10.1.1.2   Contents of the Monitoring Plan. For HCl and/or HF CEMS, the monitoring plan shall contain the applicable electronic and hard copy information in sections 10.1.1.2.1 and 10.1.1.2.2 of this appendix. For stack gas flow rate, diluent gas, and moisture monitoring systems, the monitoring plan shall include the electronic and hard copy information required for those systems under §75.53 (g) of this chapter. The electronic monitoring plan shall be evaluated using the ECMPS Client Tool.

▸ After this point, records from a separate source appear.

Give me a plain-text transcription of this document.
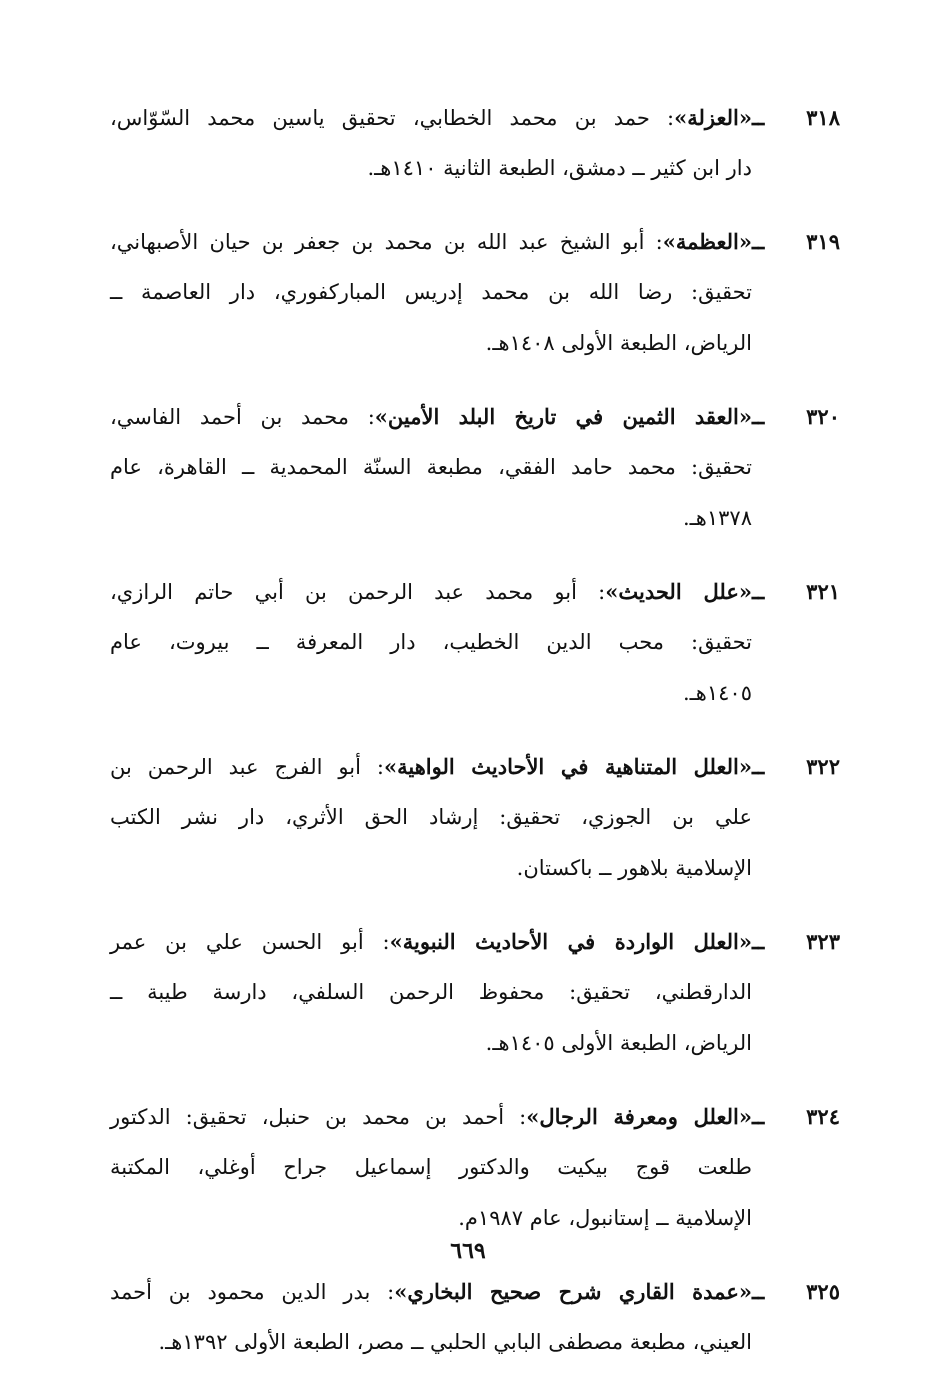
٣١٨ ــ«العزلة»: حمد بن محمد الخطابي، تحقيق ياسين محمد السّوّاس،
دار ابن كثير ــ دمشق، الطبعة الثانية ١٤١٠هـ.
٣١٩ ــ«العظمة»: أبو الشيخ عبد الله بن محمد بن جعفر بن حيان الأصبهاني،
تحقيق: رضا الله بن محمد إدريس المباركفوري، دار العاصمة ــ
الرياض، الطبعة الأولى ١٤٠٨هـ.
٣٢٠ ــ«العقد الثمين في تاريخ البلد الأمين»: محمد بن أحمد الفاسي،
تحقيق: محمد حامد الفقي، مطبعة السنّة المحمدية ــ القاهرة، عام
١٣٧٨هـ.
٣٢١ ــ«علل الحديث»: أبو محمد عبد الرحمن بن أبي حاتم الرازي،
تحقيق: محب الدين الخطيب، دار المعرفة ــ بيروت، عام
١٤٠٥هـ.
٣٢٢ ــ«العلل المتناهية في الأحاديث الواهية»: أبو الفرج عبد الرحمن بن
علي بن الجوزي، تحقيق: إرشاد الحق الأثري، دار نشر الكتب
الإسلامية بلاهور ــ باكستان.
٣٢٣ ــ«العلل الواردة في الأحاديث النبوية»: أبو الحسن علي بن عمر
الدارقطني، تحقيق: محفوظ الرحمن السلفي، دارسة طيبة ــ
الرياض، الطبعة الأولى ١٤٠٥هـ.
٣٢٤ ــ«العلل ومعرفة الرجال»: أحمد بن محمد بن حنبل، تحقيق: الدكتور
طلعت قوج بيكيت والدكتور إسماعيل جراح أوغلي، المكتبة
الإسلامية ــ إستانبول، عام ١٩٨٧م.
٣٢٥ ــ«عمدة القاري شرح صحيح البخاري»: بدر الدين محمود بن أحمد
العيني، مطبعة مصطفى البابي الحلبي ــ مصر، الطبعة الأولى ١٣٩٢هـ.
٦٦٩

10.1.1.2.1   Electronic. Record the unit or stack ID number(s); monitoring location(s); the HCl or HF monitoring methodology used (i.e., CEMS); HCl or HF monitoring system information, including, but not limited to: unique system and component ID numbers; the make, model, and serial number of the monitoring equipment; the sample acquisition method; formulas used to calculate emissions; monitor span and range information (if applicable).

10.1.1.2.2   Hard Copy. Keep records of the following: schematics and/or blueprints showing the location of the monitoring system(s) and test ports; data flow diagrams; test protocols; monitor span and range calculations (if applicable); miscellaneous technical justifications.

10.1.2   Operating Parameter Records. For the purposes of this appendix, the owner or operator shall record the following information for each operating hour of each affected unit or group of units utilizing a common stack, to the extent that these data are needed to convert pollutant concentration data to the units of the emission standard. For non-operating hours, record only the items in paragraphs 10.1.2.1 and 10.1.2.2 of this section. If there is heat input to the unit(s), but no electrical load, record only the items in paragraphs 10.1.2.1, 10.1.2.2, and (if applicable) 10.1.2.4 of this section.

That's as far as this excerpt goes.